Ты чего? – откликнулась Эмили. Я просто ходила за арахисом. Если уж мне предстоит стать цирковой обезьянкой, то хотя бы питаться надо хорошо.

Значит, по рукам? – спросила я. Если так, давайте произнесем тост!

Энни побежала за бутылкой, а Эмили тем временем хрустела скорлупой от орехов и бросала ее на пол.


Свободные заметки

Сижу в нашем хорошо освещенном туалете и думаю: что же мне написать? При сочинении стихов я не испытывала такого беспокойства. Не так уж сложно передать одно мгновение (в стихотворении), но целую жизнь из мгновений (в прозе)? Мгновений, которые несут на себе бремя причины и следствия? Мгновения, населенные… населением? Я в тупике! Плохое стихотворение способно испортить всего один день (и из него можно сохранить хотя бы одну строку для новых работ), но роман? Роман способен испортить целый год и даже больше! Я не готова потратить зря столько времени!

Не так уж давно Некто запер меня здесь, надеясь проучить; и заточенная в этом пространстве, я представляла себе все: зло, забвение, сочащуюся из стен кровь. Теперь, повзрослев, я вижу только обычную плитку и потрепанные полотенца. У меня вообще никакого воображения!

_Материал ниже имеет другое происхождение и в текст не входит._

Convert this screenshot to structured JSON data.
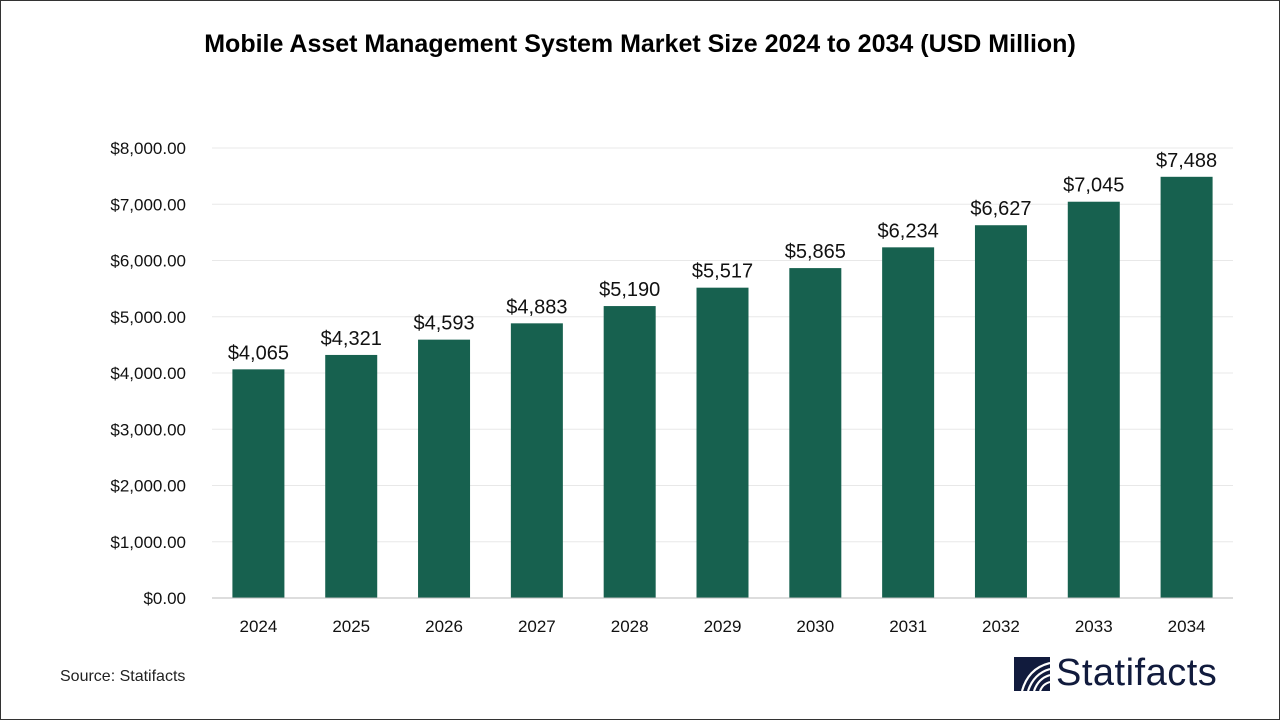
{
  "chart_data": {
    "type": "bar",
    "title": "Mobile Asset Management System Market Size 2024 to 2034 (USD Million)",
    "categories": [
      "2024",
      "2025",
      "2026",
      "2027",
      "2028",
      "2029",
      "2030",
      "2031",
      "2032",
      "2033",
      "2034"
    ],
    "values": [
      4065,
      4321,
      4593,
      4883,
      5190,
      5517,
      5865,
      6234,
      6627,
      7045,
      7488
    ],
    "data_labels": [
      "$4,065",
      "$4,321",
      "$4,593",
      "$4,883",
      "$5,190",
      "$5,517",
      "$5,865",
      "$6,234",
      "$6,627",
      "$7,045",
      "$7,488"
    ],
    "yticks": [
      0,
      1000,
      2000,
      3000,
      4000,
      5000,
      6000,
      7000,
      8000
    ],
    "ytick_labels": [
      "$0.00",
      "$1,000.00",
      "$2,000.00",
      "$3,000.00",
      "$4,000.00",
      "$5,000.00",
      "$6,000.00",
      "$7,000.00",
      "$8,000.00"
    ],
    "ylim": [
      0,
      8000
    ],
    "xlabel": "",
    "ylabel": "",
    "grid": true,
    "bar_color": "#17614f"
  },
  "source": "Source: Statifacts",
  "logo": {
    "text": "Statifacts",
    "color": "#111b3d"
  }
}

Я должна следовать по пути, проложенному моим учителем, то есть постичь собственную жизнь и сердце, но кто захочет читать о скромной секретарше, которая пала еще ниже? Или о няне и ночном регистраторе? Если автор недовольна своей жизнью, как же она сумеет ее постичь? У меня нет романтических отношений, только безнадежные мечты; нет великих свершений, только унижения и потери. Чтобы постичь Лотту, нужно постичь горе.


Заметки на обороте списка покупок

Я пишу, сидя на скамейке в парке, продукты свалены у моих ног, потому что я придумала историю! Брат и сестра, каждый влюблен в того, с кем не может быть вместе. Возлюбленная брата пользуется его неопытностью, манипулирует его самолюбием, а возлюбленный сестры благороден, но не может вырваться из отношений с женщиной, поскольку честь не позволяет ее бросить. Эта женщина, скажем так, больна и некрасива, зависима от него, что лишь усиливает связь, в то время как сестра молода, полна энергии юности и юношеской любви. В отличие от брата, у нее есть принципы и гордость; когда ее положение проясняется, она уходит от мужчины, а вот брат продолжает унижаться, таясь. Состояние здоровья у обоих ухудшается, но брат выплескивает свои страдания в себялюбивых поступках: требует внимания, выбирает жестоких друзей, изводит свою даму, которая и так не особо им интересуется; в конце концов, опустившись на самое дно, он умирает, например в сточной канаве. Сестра пропускает горе через себя посредством бескорыстных дел. Возможно, отправляется волонтером в Африку, где встречает мужчину, который восхищается ее характером. Они довольны своей жизнью, отданной на помощь другим. Быть может, их разлучит непонимание, но истина вновь соединит их сердца.